[W:] Dwa razy pół

Rozpoczął się 5 miesiąc, kiedy pracuję na dwóch połówkach etatu w jednej firmie. Plan był dobry. 2 dni tu, kolejne 2 tam. Różni szefowie, różne obowiązki i dwie pensje. W praktyce nie jest to takie fajne jak zakładałem. Już nie chodzi nawet o szefów, o to, że obowiązki z całego etaty muszę zmieścić w połowie przewidzianego nań czasu. Chodzi o to, że nieważne, w której pracy w danej chwili jestem to pracuje w obu cały czas. To irytuje mnie najbardziej. Skoro wszyscy umówiliśmy się, na taki system pracy to, dlaczego nie mogą tego uszanować? Nawet z największą pierdołą dzwonią do mnie, chociaż jestem w tej drugiej pracy. A jeżeli nie dobiorę telefonu i nie załatwię tego to czeka aż przyjdę do pracy i to zrobię. Nikt nie weźmie tego podczas mojej nieobecności na siebie.
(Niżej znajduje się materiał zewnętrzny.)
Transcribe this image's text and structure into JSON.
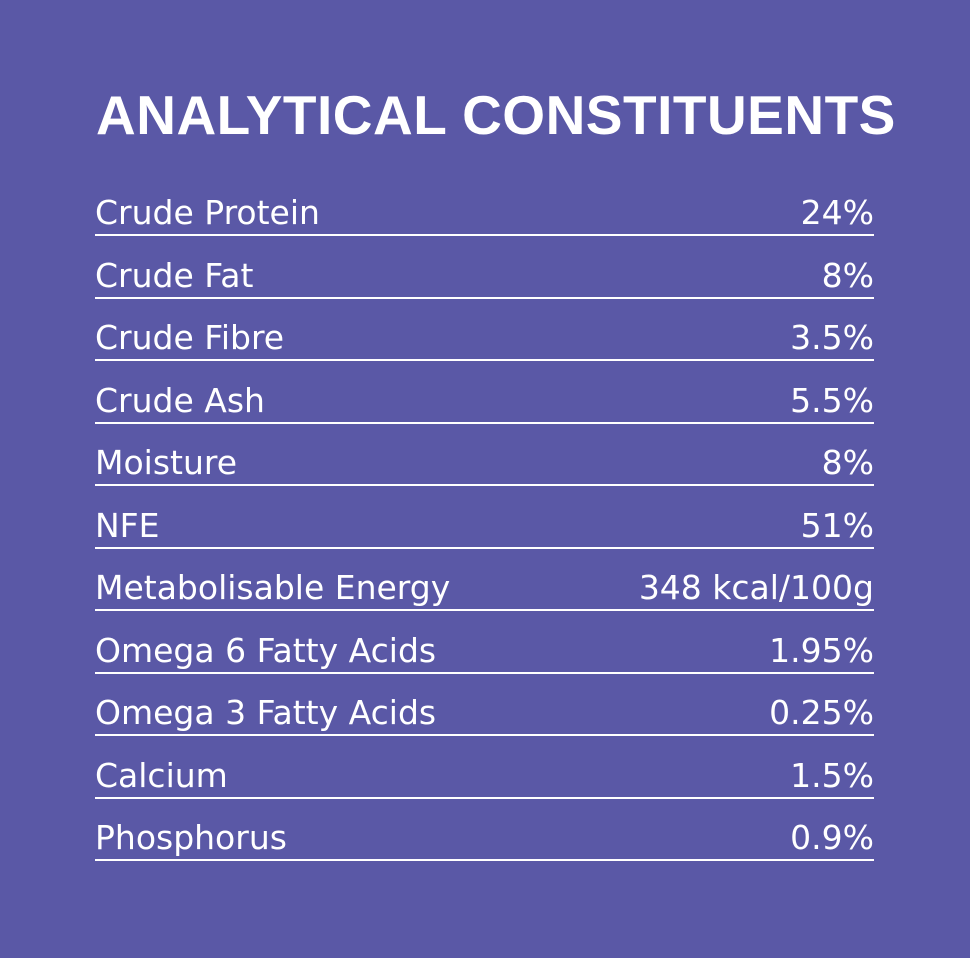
{
  "title": "ANALYTICAL CONSTITUENTS",
  "rows": [
    {
      "label": "Crude Protein",
      "value": "24%"
    },
    {
      "label": "Crude Fat",
      "value": "8%"
    },
    {
      "label": "Crude Fibre",
      "value": "3.5%"
    },
    {
      "label": "Crude Ash",
      "value": "5.5%"
    },
    {
      "label": "Moisture",
      "value": "8%"
    },
    {
      "label": "NFE",
      "value": "51%"
    },
    {
      "label": "Metabolisable Energy",
      "value": "348 kcal/100g"
    },
    {
      "label": "Omega 6 Fatty Acids",
      "value": "1.95%"
    },
    {
      "label": "Omega 3 Fatty Acids",
      "value": "0.25%"
    },
    {
      "label": "Calcium",
      "value": "1.5%"
    },
    {
      "label": "Phosphorus",
      "value": "0.9%"
    }
  ],
  "colors": {
    "background": "#5a58a6",
    "text": "#ffffff",
    "rule": "#ffffff"
  }
}
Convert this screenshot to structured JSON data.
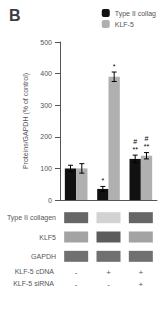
{
  "chart_data": {
    "type": "bar",
    "title": "B",
    "ylabel": "Proteins/GAPDH (% of control)",
    "category_rows": [
      {
        "name": "KLF-5 cDNA",
        "labels": [
          "-",
          "+",
          "+"
        ]
      },
      {
        "name": "KLF-5 siRNA",
        "labels": [
          "-",
          "-",
          "+"
        ]
      }
    ],
    "series": [
      {
        "name": "Type II collag",
        "color": "#111111",
        "values": [
          100,
          35,
          130
        ],
        "errors": [
          10,
          8,
          12
        ],
        "annotations": [
          null,
          "*",
          "#\n**"
        ]
      },
      {
        "name": "KLF-5",
        "color": "#b0b0b0",
        "values": [
          100,
          390,
          140
        ],
        "errors": [
          15,
          15,
          10
        ],
        "annotations": [
          null,
          "*",
          "#\n**"
        ]
      }
    ],
    "ylim": [
      0,
      500
    ],
    "yticks": [
      0,
      100,
      200,
      300,
      400,
      500
    ],
    "grid": false,
    "legend": "upper right",
    "blot": {
      "rows": [
        {
          "name": "Type II collagen",
          "colors": [
            "#404040",
            "#c7c7c7",
            "#404040"
          ]
        },
        {
          "name": "KLF5",
          "colors": [
            "#8c8c8c",
            "#333333",
            "#8c8c8c"
          ]
        },
        {
          "name": "GAPDH",
          "colors": [
            "#4c4c4c",
            "#4c4c4c",
            "#4c4c4c"
          ]
        }
      ]
    }
  }
}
Wszystko, dlatego, że jestem po drugiej stronie budynku. Niby nie w biurze, ale jednak w firmie, więc według nich dostępny cały czas. Nieprzyjemne jest również to, że ani w jednej ani w drugiej pracy nie jestem na bieżąco. Nie zawsze mogę dopilnować swoich obowiązków, doprowadzić sprawę w do końca. Staram się, ale czasem bywa to trudne. Tracę kontakt z wykonywaną pracą, bo nie uczestniczce w codziennych dyskusjach i problemach. Ustalenia, jeśli do mnie docierają to z opóźnieniem. Mam wrażenie, że wszystko jest zrobione, na szybko, po łebkach i byle jak. Przez to nie mam satysfakcji z dobrze wykonanej roboty. Pracowanie w „rozkroku” ma chyba tylko sens, jeśli możesz przyjść do pracy i odwalić swoje. Kiedy wykonujesz proste, powtarzające się czynności, niewymagające ciągłego bycia na bieżąco. Najlepiej nie ramach jednej firmy.

Mimo tych wszystkich niedogodności jest aż tak źle żeby nie dało się z tym żyć, po prostu nie mam komfortu pracy, ale z drugiej strony jak długo można trwać w takim zawieszeniu bez swojego miejsca?